In the video, Creamer says he is part of a daily call with the Clinton campaign “to go over the focuses that need to be undertaken.”
Project Veritas also was able to plant an intern in Creamer’s Washington, D. C., office to secretly video workers. Creamer said she posed as the niece of the fake potential donor and asked Creamer to give her a job.
The sting operation apparently ended last Friday after a lunch with the fake donor, Creamer said. Afterward, that person disappeared, and the “intern” was gone when he got back to his office.
Most of the allegations of triggering incidents with Trump backers in the video came from Scott Foval, a Creamer subcontractor fired in the wake of the video being released. Foval was taped by a Project Veritas undercover operative posing as a Democratic activist, Creamer said.

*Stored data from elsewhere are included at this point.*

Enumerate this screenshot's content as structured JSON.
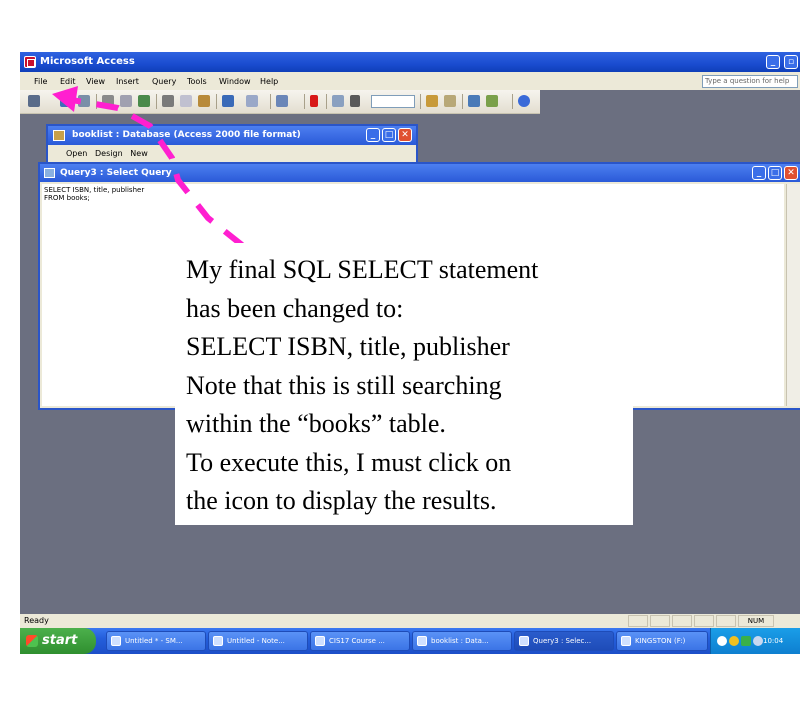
{
  "app": {
    "title": "Microsoft Access",
    "help_placeholder": "Type a question for help"
  },
  "menu": [
    "File",
    "Edit",
    "View",
    "Insert",
    "Query",
    "Tools",
    "Window",
    "Help"
  ],
  "db_window": {
    "title": "booklist : Database (Access 2000 file format)",
    "tools": [
      "Open",
      "Design",
      "New"
    ]
  },
  "query_window": {
    "title": "Query3 : Select Query",
    "sql_line1": "SELECT ISBN, title, publisher",
    "sql_line2": "FROM books;"
  },
  "status": {
    "text": "Ready",
    "num": "NUM"
  },
  "taskbar": {
    "start": "start",
    "tasks": [
      "Untitled * - SM...",
      "Untitled - Note...",
      "CIS17 Course ...",
      "booklist : Data...",
      "Query3 : Selec...",
      "KINGSTON (F:)"
    ],
    "clock": "10:04"
  },
  "annotation": {
    "lines": [
      "My final SQL SELECT statement",
      "has been changed to:",
      "SELECT ISBN, title, publisher",
      "Note that this is still searching",
      "within the “books” table.",
      "To execute this, I must click on",
      "the icon to display the results."
    ]
  },
  "colors": {
    "titlebar": "#1a4cd0",
    "arrow": "#ff1fd0",
    "desktop": "#6b6f80"
  }
}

On the video, Foval claimed to have arranged for mentally ill people, homeless people and others to spark violence at Trump rallies. “I mean, honestly it’s not hard to get some of these ( expletive) to pop off,” Foval says.
Foval told The Associated Press in an email that he was set up.

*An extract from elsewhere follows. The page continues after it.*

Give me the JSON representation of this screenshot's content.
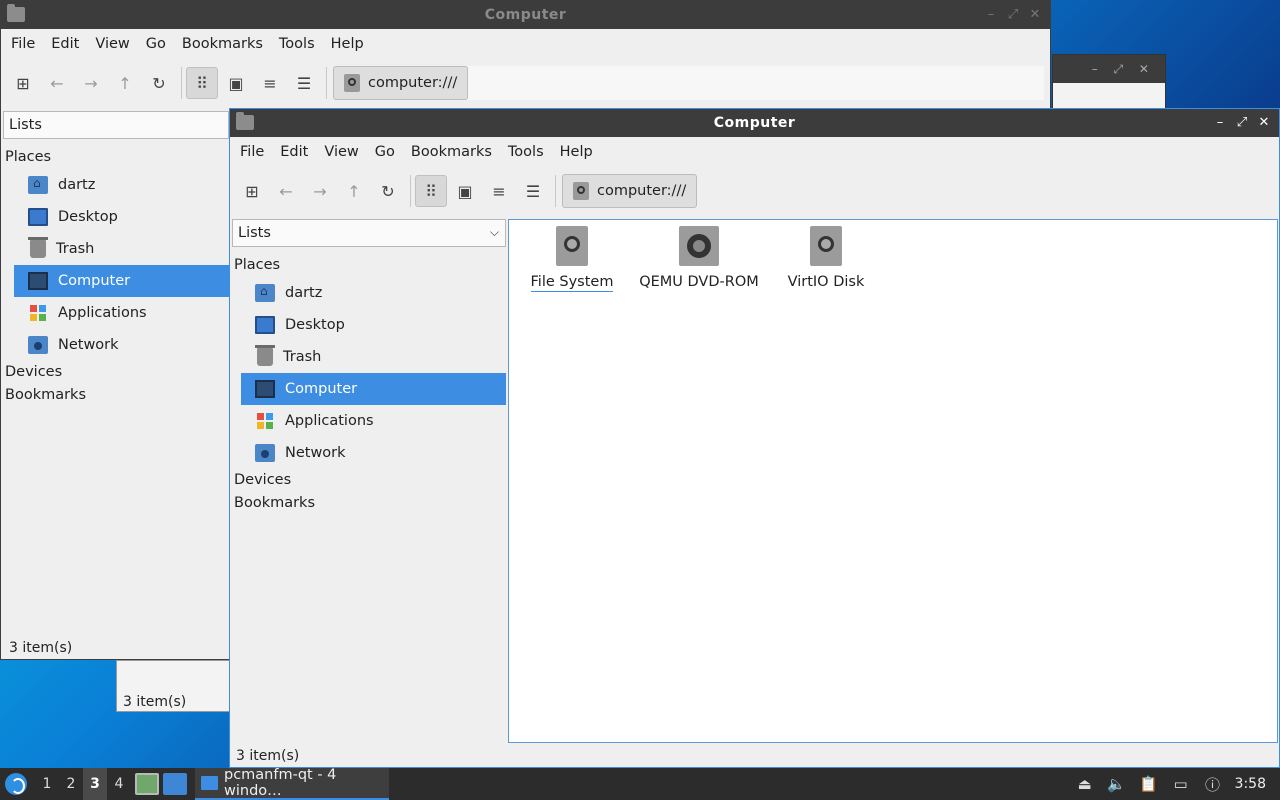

Creamer told the Sun- Times Foval was “bragging” about events that never actually happened.
Creamer said his contract with the DNC, with a firm he runs called Mobilize, did not start until June 8 and is now voided. The DNC had paid Creamer’s firm $ 42,000 a month to cover the equivalent of seven or eight full- time workers.
Creamer’s specialty is grass- roots organizing and political messaging. In 2006, he pleaded guilty to federal check- kiting charges stemming from 1996, when he juggled money to keep Illinois Citizens Action afloat. He served five months in prison.
DNC Interim Chair Donna Brazile said in a statement, “We do not believe, or have any evidence to suggest, that the activities articulated in the video actually occurred.”
Zac Petkanas, the director of Rapid Response for the Clinton campaign, said in a statement, “While Project Veritas has been known to offer misleading video out of context, some of the language and tactics referenced in the video are troubling — even as a theory or proposal never executed. We support the Democratic National Committee’s appropriate action addressing this matter. . . .”
White House Press Secretary Josh Earnest, asked about the video at his daily briefing, said, “I’ve tried to urge people to take those reports not at face value and not just with a grain of salt, but maybe even a whole package of salt.”
Attempts to reach Rep. Schakowsky late Wednesday were unsuccessful.